This is somewhat plausible, but it’s a funny argument. Essentially it says that: (a) FP was responsible for subprime lending because, without insurance, investment banks wouldn’t have been willing to take on the risk of the securities in the first place (and demand from investment banks is what caused frontline lenders to originate these loans); but (b) when FP stopped insuring the securities, investment banks suddenly decided they were willing to take on the risk. I say it’s plausible because it could be that FP enabled a profit machine in 2004-05 and the banks were unble to shut it down in 2006-07 without torpedoing their earnings. But if that were the case, they would all have behaved like Goldman – shorting the mortgage-backed securities markets with one hand at the same time that they originated the stuff with the other. In 2006-07, most banks simply underestimated the risk of the stuff they were holding; that is FP’s fault only if you claim that FP made banks like Bear and Lehman stupid.
So when Lewis says, “A.I.G. F.P. wasn’t an aberration; what happened at A.I.G. F.P could have happened anywhere on Wall Street . . . and did” (ellipsis in original), I’m not sure which side he is arguing. Is he saying that FP is to blame for the crash? Or is he saying that FP caused the crash, but doesn’t deserve to be singled out because it “could have happened anywhere?”
The latter argument, to me, doesn’t make sense. The problem is better illustrated when Lewis describes the rise of credit default swaps in the 1990s:
“The traits required of this corporation were that it not be a bank – and thus subject to bank regulation and the need to reserve capital against the risky assets – and that it be willing and able to bury exotic risks on its balance sheet. There was no real reason that company had to be A.I.G.; it could have been any AAA-rated entity with a huge balance sheet. Berkshire Hathaway, for instance, or General Electric. A.I.G. just got there first.”
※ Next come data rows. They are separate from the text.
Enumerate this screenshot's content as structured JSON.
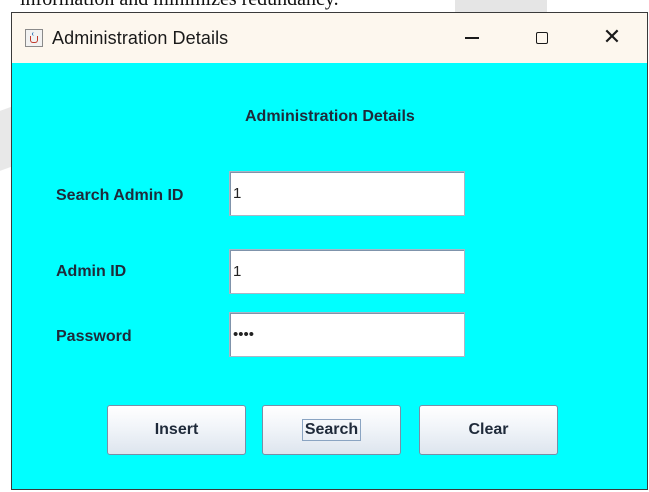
{
  "background": {
    "text": "information and minimizes redundancy."
  },
  "window": {
    "title": "Administration Details",
    "controls": {
      "minimize": "minimize-icon",
      "maximize": "maximize-icon",
      "close": "close-icon"
    }
  },
  "form": {
    "heading": "Administration Details",
    "search_label": "Search Admin ID",
    "search_value": "1",
    "admin_id_label": "Admin ID",
    "admin_id_value": "1",
    "password_label": "Password",
    "password_value": "••••"
  },
  "buttons": {
    "insert": "Insert",
    "search": "Search",
    "clear": "Clear"
  },
  "colors": {
    "form_background": "#00ffff",
    "titlebar": "#fdf7ee"
  }
}
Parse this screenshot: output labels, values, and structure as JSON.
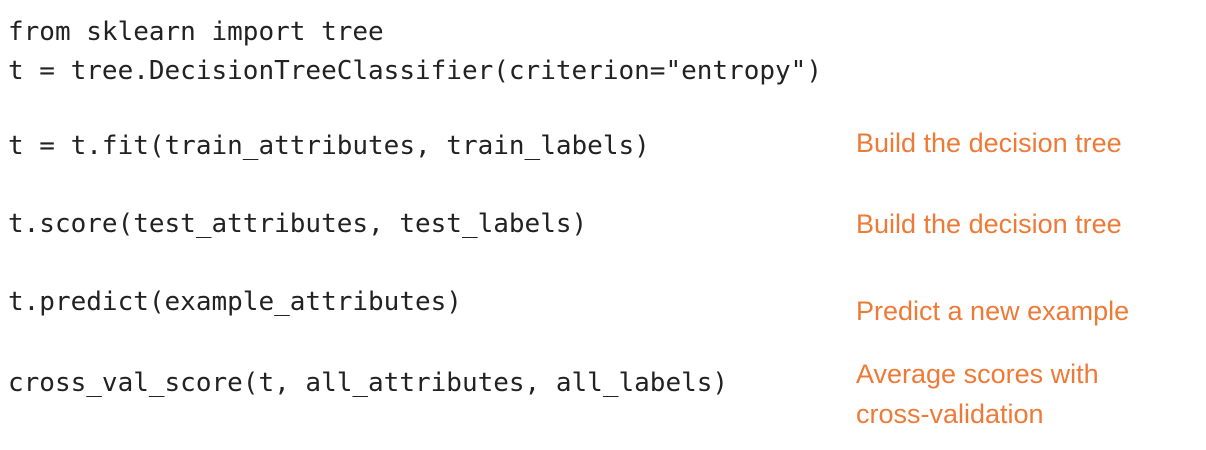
{
  "code": {
    "import_line": "from sklearn import tree",
    "create_line": "t = tree.DecisionTreeClassifier(criterion=\"entropy\")",
    "fit_line": "t = t.fit(train_attributes, train_labels)",
    "score_line": "t.score(test_attributes, test_labels)",
    "predict_line": "t.predict(example_attributes)",
    "cv_line": "cross_val_score(t, all_attributes, all_labels)"
  },
  "notes": {
    "fit_note": "Build the decision tree",
    "score_note": "Build the decision tree",
    "predict_note": "Predict a new example",
    "cv_note_line1": "Average scores with",
    "cv_note_line2": "cross-validation"
  },
  "colors": {
    "code_text": "#222222",
    "annotation": "#ee7a37",
    "background": "#ffffff"
  }
}
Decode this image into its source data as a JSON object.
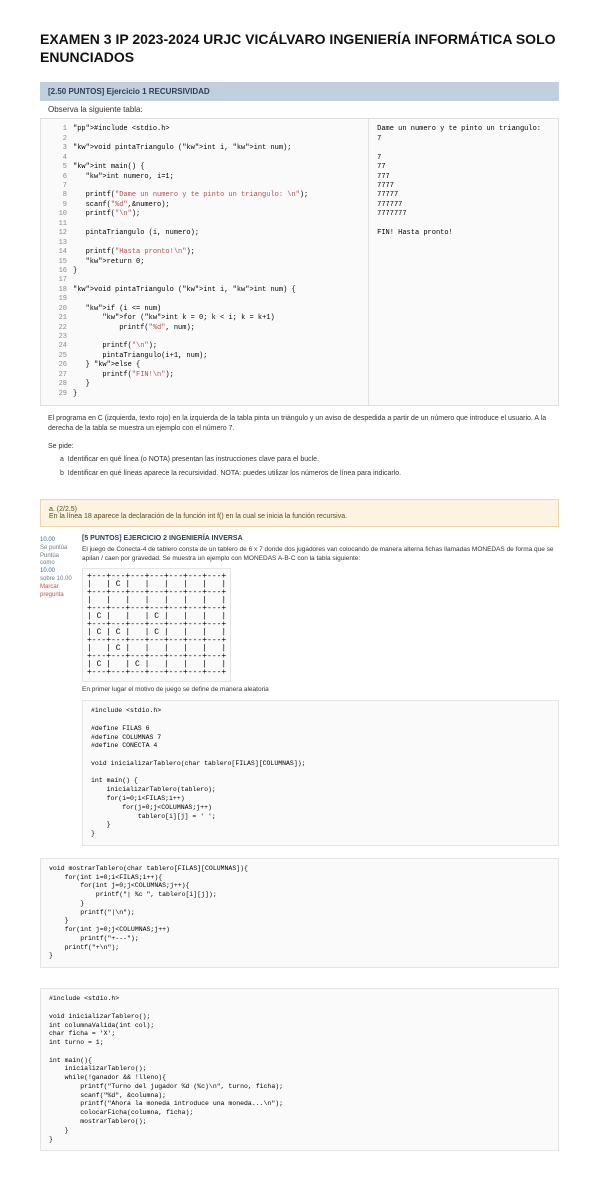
{
  "title": "EXAMEN 3 IP 2023-2024 URJC VICÁLVARO INGENIERÍA INFORMÁTICA SOLO ENUNCIADOS",
  "section1": {
    "header": "[2.50 PUNTOS] Ejercicio 1 RECURSIVIDAD",
    "observe": "Observa la siguiente tabla:",
    "code_left": "#include <stdio.h>\n\nvoid pintaTriangulo (int i, int num);\n\nint main() {\n   int numero, i=1;\n\n   printf(\"Dame un numero y te pinto un triangulo: \\n\");\n   scanf(\"%d\",&numero);\n   printf(\"\\n\");\n\n   pintaTriangulo (i, numero);\n\n   printf(\"Hasta pronto!\\n\");\n   return 0;\n}\n\nvoid pintaTriangulo (int i, int num) {\n\n   if (i <= num)\n       for (int k = 0; k < i; k = k+1)\n           printf(\"%d\", num);\n\n       printf(\"\\n\");\n       pintaTriangulo(i+1, num);\n   } else {\n       printf(\"FIN!\\n\");\n   }\n}",
    "code_right": "Dame un numero y te pinto un triangulo:\n7\n\n7\n77\n777\n7777\n77777\n777777\n7777777\n\nFIN! Hasta pronto!"
  },
  "explain": {
    "p1": "El programa en C (izquierda, texto rojo) en la izquierda de la tabla pinta un triángulo y un aviso de despedida a partir de un número que introduce el usuario. A la derecha de la tabla se muestra un ejemplo con el número 7.",
    "sub": "Se pide:",
    "b1": "Identificar en qué línea (o NOTA) presentan las instrucciones clave para el bucle.",
    "b2": "Identificar en qué líneas aparece la recursividad. NOTA: puedes utilizar los números de línea para indicarlo."
  },
  "warn": {
    "label": "a. (2/2.5)",
    "text": "En la línea 18 aparece la declaración de la función int f() en la cual se inicia la función recursiva."
  },
  "score": {
    "l1": "10.00",
    "l2": "Se puntúa",
    "l3": "Puntúa como",
    "l4": "10.00",
    "l5": "sobre 10.00",
    "flag": "Marcar pregunta"
  },
  "q2": {
    "title": "[5 PUNTOS] EJERCICIO 2 INGENIERÍA INVERSA",
    "text": "El juego de Conecta-4 de tablero consta de un tablero de 6 x 7 donde dos jugadores van colocando de manera alterna fichas llamadas MONEDAS de forma que se apilan / caen por gravedad. Se muestra un ejemplo con MONEDAS A-B-C con la tabla siguiente:",
    "board": "+---+---+---+---+---+---+---+\n|   | C |   |   |   |   |   |\n+---+---+---+---+---+---+---+\n|   |   |   |   |   |   |   |\n+---+---+---+---+---+---+---+\n| C |   |   | C |   |   |   |\n+---+---+---+---+---+---+---+\n| C | C |   | C |   |   |   |\n+---+---+---+---+---+---+---+\n|   | C |   |   |   |   |   |\n+---+---+---+---+---+---+---+\n| C |   | C |   |   |   |   |\n+---+---+---+---+---+---+---+",
    "text2": "En primer lugar el motivo de juego se define de manera aleatoria",
    "code1": "#include <stdio.h>\n\n#define FILAS 6\n#define COLUMNAS 7\n#define CONECTA 4\n\nvoid inicializarTablero(char tablero[FILAS][COLUMNAS]);\n\nint main() {\n    inicializarTablero(tablero);\n    for(i=0;i<FILAS;i++)\n        for(j=0;j<COLUMNAS;j++)\n            tablero[i][j] = ' ';\n    }\n}",
    "code2": "void mostrarTablero(char tablero[FILAS][COLUMNAS]){\n    for(int i=0;i<FILAS;i++){\n        for(int j=0;j<COLUMNAS;j++){\n            printf(\"| %c \", tablero[i][j]);\n        }\n        printf(\"|\\n\");\n    }\n    for(int j=0;j<COLUMNAS;j++)\n        printf(\"+---\");\n    printf(\"+\\n\");\n}",
    "code3": "#include <stdio.h>\n\nvoid inicializarTablero();\nint columnaValida(int col);\nchar ficha = 'X';\nint turno = 1;\n\nint main(){\n    inicializarTablero();\n    while(!ganador && !lleno){\n        printf(\"Turno del jugador %d (%c)\\n\", turno, ficha);\n        scanf(\"%d\", &columna);\n        printf(\"Ahora la moneda introduce una moneda...\\n\");\n        colocarFicha(columna, ficha);\n        mostrarTablero();\n    }\n}"
  }
}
I don’t think anyone has ever argued that for some structural reason AIG was the only company that could have created the mess it did. AIG created the mess because it made stupid business decisions that other companies did not make. Other companies made other stupid decisions, but not the one to take a huge, one-sided bet, with no reserves, on the solidity of the housing sector and the entire economy.
Ultimately, I think Lewis is actually too harsh on FP. They made bad decisions, they essentially blew up all of AIG, and they required an enormous taxpayer-funded bailout to limit the collateral damage. But holding them responsible for the bad decisions at all the Wall Street investment banks seems a bit much.